Throughout the twentieth century, Blacks in Venezuela have faced subtle forms of racial discrimination despite a philosophy of racial democracy and an ideology of mestizaje that contends all groups have blended together to form a new, indistinguishable type, called the mestizo. Yet underlying this ideology is a policy of blanqueamiento, or "whitening", that has encouraged both the physical and cultural assimilation of Afro-Venezuelans into a Euro-dominated mainstream. An important semantic counterpart to the process of blanqueamiento is that found in the term negrear, which denotes concepts of "marginalization" or "trivialization". The emergence of Black intellectuals such as Juan Pablo Sojo and Manuel Rodrigues Cárdenas in the 1940s, and more recently of younger writers such as Jesús García, has helped counter the forces of blanqueamiento, or assimilation. A strong body of research in Afro-Venezuelan history and folklore has also been established by Venezuelan scholars, particularly Miguel Acosta Saignes (1967). Public festivals such as the Fiesta de San Juan have emerged as focal points in the reappropriation of Afro-Venezuelan culture, articulating current transformations in a living tradition of cimarronaje (resistance to the dominant culture, consciousness of being marginal).

== Cultural expression ==

=== Religion ===
Afro-Venezuelan religious practices have been adapted to Catholicism. Drumming and dancing, which figure in the celebrations of patron saints' days and other religious ceremonies, bear a close resemblance to various forms of African ancestor worship. Because the slave population was so heterogeneous, no African religious system dominated in this syncretization process although some have continued the Yoruba religion, as it did for example in Cuba, Brazil, and, to a lesser extent, in Trinidad as well. There has also been some intersection with indigenous cosmological systems. Figures such as duendes, familiaries, and encantados are types of spirit beings connected with the dead or forces of nature, which act as intermediaries between the parallel realms of physical existence and that of the spirit world. It is through contact with these beings, usually dwelling in deep riverine pools, that curanderos (healers) derive their power and divine the future. These beings are also responsible for the deaths and disappearance of various people. Such beliefs are articulated in the oral traditions not only of Afro-Venezuelans but of indigenous and mestizo peoples as well.

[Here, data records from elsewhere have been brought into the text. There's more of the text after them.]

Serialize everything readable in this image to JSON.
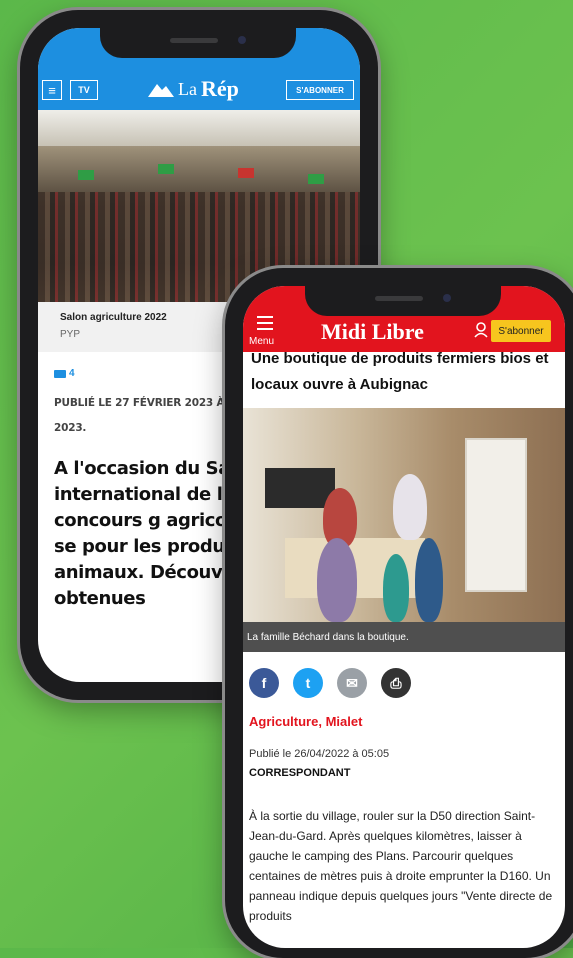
{
  "phone1": {
    "header": {
      "menu_icon": "≡",
      "tv_label": "TV",
      "logo_text_small": "La",
      "logo_text_big": "Rép",
      "subscribe_label": "S'ABONNER",
      "color": "#1d8fe0"
    },
    "photo_caption": {
      "title": "Salon agriculture 2022",
      "credit": "PYP"
    },
    "comments_count": "4",
    "published": "PUBLIÉ LE 27 FÉVRIER 2023 À 12H25",
    "published_tail": "2023.",
    "lead": "A l'occasion du Salon international de l'a Paris, le concours g agricole distribue se pour les produits, le animaux. Découvre médailles obtenues"
  },
  "phone2": {
    "header": {
      "menu_label": "Menu",
      "logo": "Midi Libre",
      "user_icon": "user-icon",
      "subscribe_label": "S'abonner",
      "color": "#e2141e"
    },
    "title": "Une boutique de produits fermiers bios et locaux ouvre à Aubignac",
    "photo_caption": "La famille Béchard dans la boutique.",
    "share": [
      {
        "name": "facebook-icon",
        "glyph": "f",
        "color": "#3b5998"
      },
      {
        "name": "twitter-icon",
        "glyph": "t",
        "color": "#1da1f2"
      },
      {
        "name": "email-icon",
        "glyph": "✉",
        "color": "#9aa0a6"
      },
      {
        "name": "print-icon",
        "glyph": "⎙",
        "color": "#333333"
      }
    ],
    "categories": "Agriculture, Mialet",
    "published": "Publié le 26/04/2022 à 05:05",
    "author": "CORRESPONDANT",
    "body": "À la sortie du village, rouler sur la D50 direction Saint-Jean-du-Gard. Après quelques kilomètres, laisser à gauche le camping des Plans. Parcourir quelques centaines de mètres puis à droite emprunter la D160. Un panneau indique depuis quelques jours \"Vente directe de produits"
  }
}
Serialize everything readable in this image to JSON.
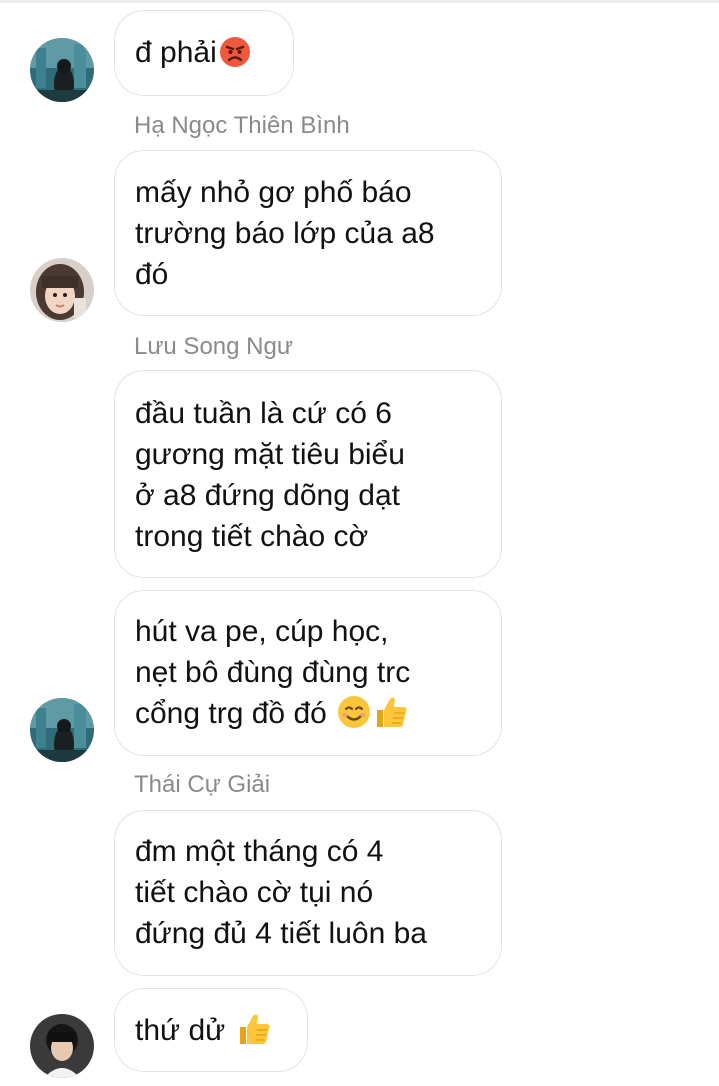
{
  "messages": [
    {
      "sender": "",
      "lines": [
        "đ phải"
      ],
      "emoji_after": "angry-face"
    },
    {
      "sender": "Hạ Ngọc Thiên Bình",
      "lines": [
        "mấy nhỏ gơ phố báo",
        "trường báo lớp của a8",
        "đó"
      ]
    },
    {
      "sender": "Lưu Song Ngư",
      "lines": [
        "đầu tuần là cứ có 6",
        "gương mặt tiêu biểu",
        "ở a8 đứng dõng dạt",
        "trong tiết chào cờ"
      ]
    },
    {
      "sender": "",
      "lines": [
        "hút va pe, cúp học,",
        "nẹt bô đùng đùng trc",
        "cổng trg đồ đó "
      ],
      "emoji_after": [
        "smiling-face",
        "thumbs-up"
      ]
    },
    {
      "sender": "Thái Cự Giải",
      "lines": [
        "đm một tháng có 4",
        "tiết chào cờ tụi nó",
        "đứng đủ 4 tiết luôn ba"
      ]
    },
    {
      "sender": "",
      "lines": [
        "thứ dử "
      ],
      "emoji_after": "thumbs-up"
    }
  ],
  "colors": {
    "bubble_border": "#e3e3e3",
    "sender_text": "#8a8a8a",
    "message_text": "#111111",
    "background": "#ffffff"
  }
}
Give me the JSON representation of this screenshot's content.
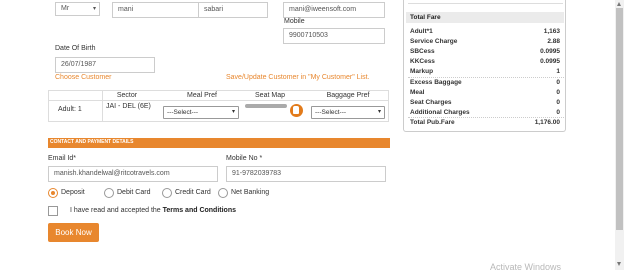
{
  "customer": {
    "title": "Mr",
    "first_name": "mani",
    "last_name": "sabari",
    "email": "mani@iweensoft.com",
    "mobile_label": "Mobile",
    "mobile": "9900710503",
    "dob_label": "Date Of Birth",
    "dob": "26/07/1987",
    "choose_customer": "Choose Customer",
    "save_update": "Save/Update Customer in \"My Customer\" List."
  },
  "pref_table": {
    "headers": [
      "Sector",
      "Meal Pref",
      "Seat Map",
      "Baggage Pref"
    ],
    "row": {
      "passenger": "Adult: 1",
      "sector": "JAI - DEL (6E)",
      "meal": "---Select---",
      "baggage": "---Select---"
    }
  },
  "contact": {
    "section_title": "CONTACT AND PAYMENT DETAILS",
    "email_label": "Email Id*",
    "email": "manish.khandelwal@ritcotravels.com",
    "mobile_label": "Mobile No *",
    "mobile": "91-9782039783"
  },
  "payment": {
    "options": [
      "Deposit",
      "Debit Card",
      "Credit Card",
      "Net Banking"
    ],
    "selected": "Deposit"
  },
  "terms": {
    "prefix": "I have read and accepted the ",
    "link": "Terms and Conditions"
  },
  "book_now": "Book Now",
  "fare": {
    "title": "Total Fare",
    "rows": [
      {
        "label": "Adult*1",
        "value": "1,163"
      },
      {
        "label": "Service Charge",
        "value": "2.88"
      },
      {
        "label": "SBCess",
        "value": "0.0995"
      },
      {
        "label": "KKCess",
        "value": "0.0995"
      },
      {
        "label": "Markup",
        "value": "1"
      },
      {
        "label": "Excess Baggage",
        "value": "0"
      },
      {
        "label": "Meal",
        "value": "0"
      },
      {
        "label": "Seat Charges",
        "value": "0"
      },
      {
        "label": "Additional Charges",
        "value": "0"
      }
    ],
    "total_label": "Total Pub.Fare",
    "total_value": "1,176.00"
  },
  "watermark": "Activate Windows",
  "colors": {
    "accent": "#e8872e",
    "panel_bg": "#ebebeb"
  }
}
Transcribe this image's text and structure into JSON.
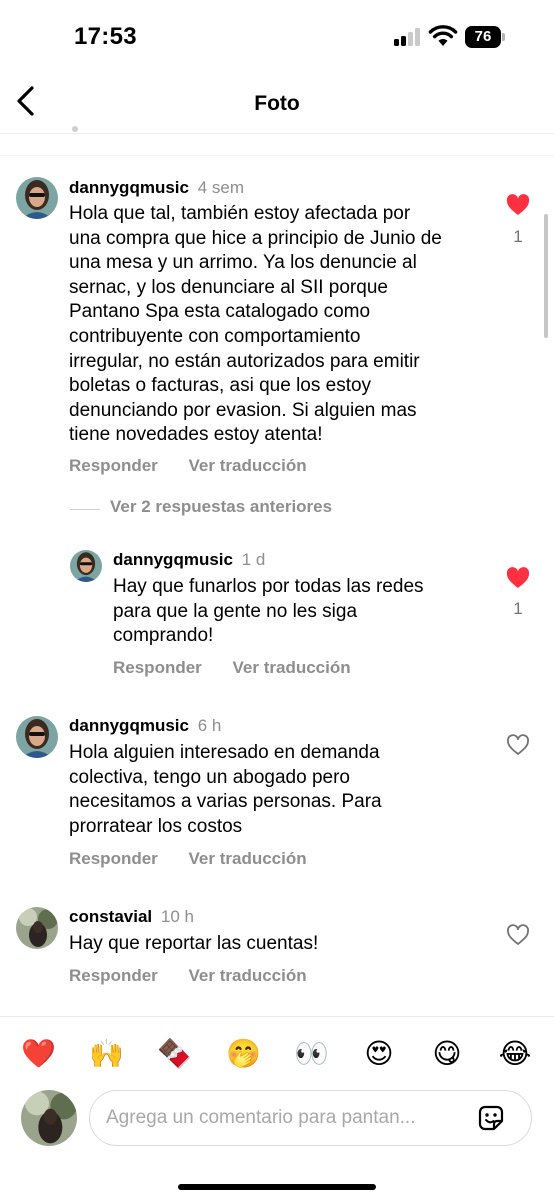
{
  "status_bar": {
    "time": "17:53",
    "battery": "76"
  },
  "header": {
    "title": "Foto"
  },
  "comments": [
    {
      "username": "dannygqmusic",
      "time": "4 sem",
      "text": "Hola que tal, también estoy afectada por\nuna compra que hice a principio de Junio de\nuna mesa y un arrimo. Ya los denuncie al\nsernac, y los denunciare al SII porque\nPantano Spa esta  catalogado como\ncontribuyente con comportamiento\nirregular, no están autorizados para emitir\nboletas o facturas, asi que los estoy\ndenunciando por evasion. Si alguien mas\ntiene novedades estoy atenta!",
      "reply_label": "Responder",
      "translate_label": "Ver traducción",
      "liked": true,
      "like_count": "1"
    },
    {
      "username": "dannygqmusic",
      "time": "1 d",
      "text": "Hay que funarlos por todas las redes\npara que la gente no les siga\ncomprando!",
      "reply_label": "Responder",
      "translate_label": "Ver traducción",
      "liked": true,
      "like_count": "1"
    },
    {
      "username": "dannygqmusic",
      "time": "6 h",
      "text": "Hola alguien interesado en demanda\ncolectiva, tengo un abogado pero\nnecesitamos a varias personas. Para\nprorratear los costos",
      "reply_label": "Responder",
      "translate_label": "Ver traducción",
      "liked": false
    },
    {
      "username": "constavial",
      "time": "10 h",
      "text": "Hay que reportar las cuentas!",
      "reply_label": "Responder",
      "translate_label": "Ver traducción",
      "liked": false
    }
  ],
  "view_replies_label": "Ver 2 respuestas anteriores",
  "emoji_bar": [
    "❤️",
    "🙌",
    "🍫",
    "🤭",
    "👀",
    "😍",
    "😋",
    "😂"
  ],
  "composer": {
    "placeholder": "Agrega un comentario para pantan..."
  },
  "colors": {
    "like_red": "#ff3040",
    "secondary_text": "#8e8e8e"
  }
}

Some Afro-Venezuelans practice the African Diasporic religions of Birongo and Espiritismo. Espiritismo originated in the 14th century from Rural tribes of the Carib People of Yaracuy, in Central Venezuela. This religion has spread across Venezuela and even to Colombia, Brazil, Cuba, Dominican Republic, and Puerto Rico. It Revolves around an indigenous goddess originally called Yara, but when the Spanish came, she became Santa Maria de La Onza (Saint Mary of the Jaguar) She is said to reside in the Cerro María Lionza Natural Monument,
also known as Mount Sorte, near Chivacoa, Yaracuy. The religion involves possessions, drumming, healing ceremonies, and others. Birongo is an Afro-Diasporic spiritual practice from Venezuela that originates from Kongo religion with influences from Vodun and Isese. The spiritual practice is mostly done by concentrated Afro-Venezuelan populations, especially those in Barlovento and Southern Lake Maracaibo. Practitioners heal patients using herbs and other paraphernalia and invoke saints through trance possession and the occasional animal sacrifice.

The influx of Cuban immigrants after the Cuban Revolution in 1959 has encouraged the establishment of the Afro-Cuban religion Santería among Venezuelans of all cultural and socioeconomic backgrounds. Although this is a predominantly urban phenomenon, African influences in Venezuela continue to evolve through a dynamic and continuous migration of cultural practices and forms.

==== Religious practitioners ====
Organized as they were around patron saints, Black cofradías were not simply social organizations, but also religious ones. Some cofradías were subdivided into separate "societies" that had distinct responsibilities. Sojo (1986) reports that in Barlovento, for example, each day of Holy Week had a separate society that was in charge of maintaining the holy images and ritual ceremonies associated with the respective day. In preparation, members would practice celibacy, abstain from consumption of alcohol, and perform various ablutions before "dressing" the saintly image.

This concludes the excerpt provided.